L’indépendance au temps des fake news

OPINION / Réponse à une lettre d’opinion parue le 19 juillet et intitulée « Le Québec, future république ? »

D’abord, il est plutôt ironique de constater que l’auteur, malgré son propre appel à la modération, ne peut résister plus de deux lignes avant de me traiter de menteur. Or, au Parti québécois, nous opposerons au mépris la justesse des faits.

Dans un premier temps, je constate avec satisfaction que l’auteur ne réfute aucune de mes prétentions quant à la richesse du Québec, ni même quant à son niveau d’endettement public. C’est bien là la preuve que même les plus sceptiques peuvent être confondus ! Néanmoins, l’auteur récidive en brandissant un chapelet de statistiques dont il a lui seul le secret, en prétendant notamment que le Québec serait annuellement plus riche de 33 milliards de dollars grâce à la bienveillance du Canada.

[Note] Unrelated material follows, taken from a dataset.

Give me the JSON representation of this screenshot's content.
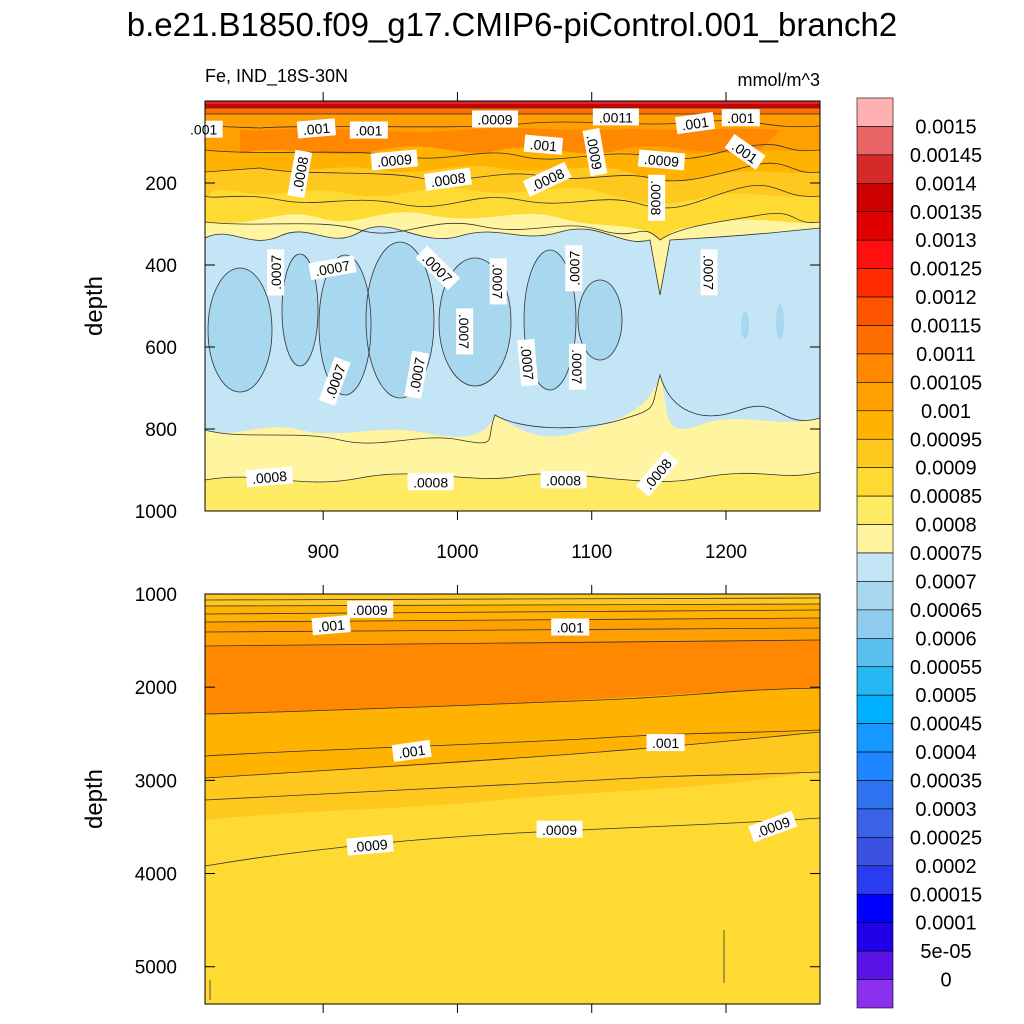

Toutefois, la rigueur impose de vérifier ces chiffres avant de les citer publiquement. En effet, en vérifiant directement à la source (Statistique Canada, Tableau 36-10-0450-01 Revenus, dépenses et solde budgétaire — Administrations publiques, comptes économiques provinciaux et territoriaux), l’auteur constatera que les statistiques qu’il a citées sont erronées et qu’au surplus, le montant de 33 milliards de dollars relève davantage du fantasme que de la réalité. En effet, nous pouvons constater que l’auteur, tout en sous-estimant de 10 milliards les revenus prélevés par le fédéral au Québec, compte aussi la péréquation en double. Après qu’il eut surévalué la dette du Québec de 200 milliards, rien n’est désormais surprenant. De toute façon, ce débat est bien stérile, alors que même le regretté Jean Charest, en entrevue à TV5 en 2006, a reconnu la viabilité d’un Québec souverain. Peut-être que l’auteur devrait songer à lui écrire directement pour le convaincre du contraire. D’ailleurs, avant d’accuser le Parti québécois d’une piètre gestion budgétaire alors qu’il était au pouvoir, l’auteur devrait savoir que le régime de Jean Charest a été responsable, à lui seul, de l’augmentation du tiers de la dette publique du Québec durant son règne. Rien que ça.

Deuxièmement, l’auteur évoque avec émotion la chance inouïe qu’a constituée l’élection du gouvernement Couillard, alors qu’il aurait sauvé le Québec tout en ne coupant que dans le gras de l’appareil gouvernemental. Pourtant, d’une part, l’économiste Pierre Fortin a longuement démontré que la situation de la dette du Québec ne justifiait aucunement des coupes aussi radicales dans les services et qu’au surplus, l’austérité libérale a elle-même plombé la croissance économique du Québec.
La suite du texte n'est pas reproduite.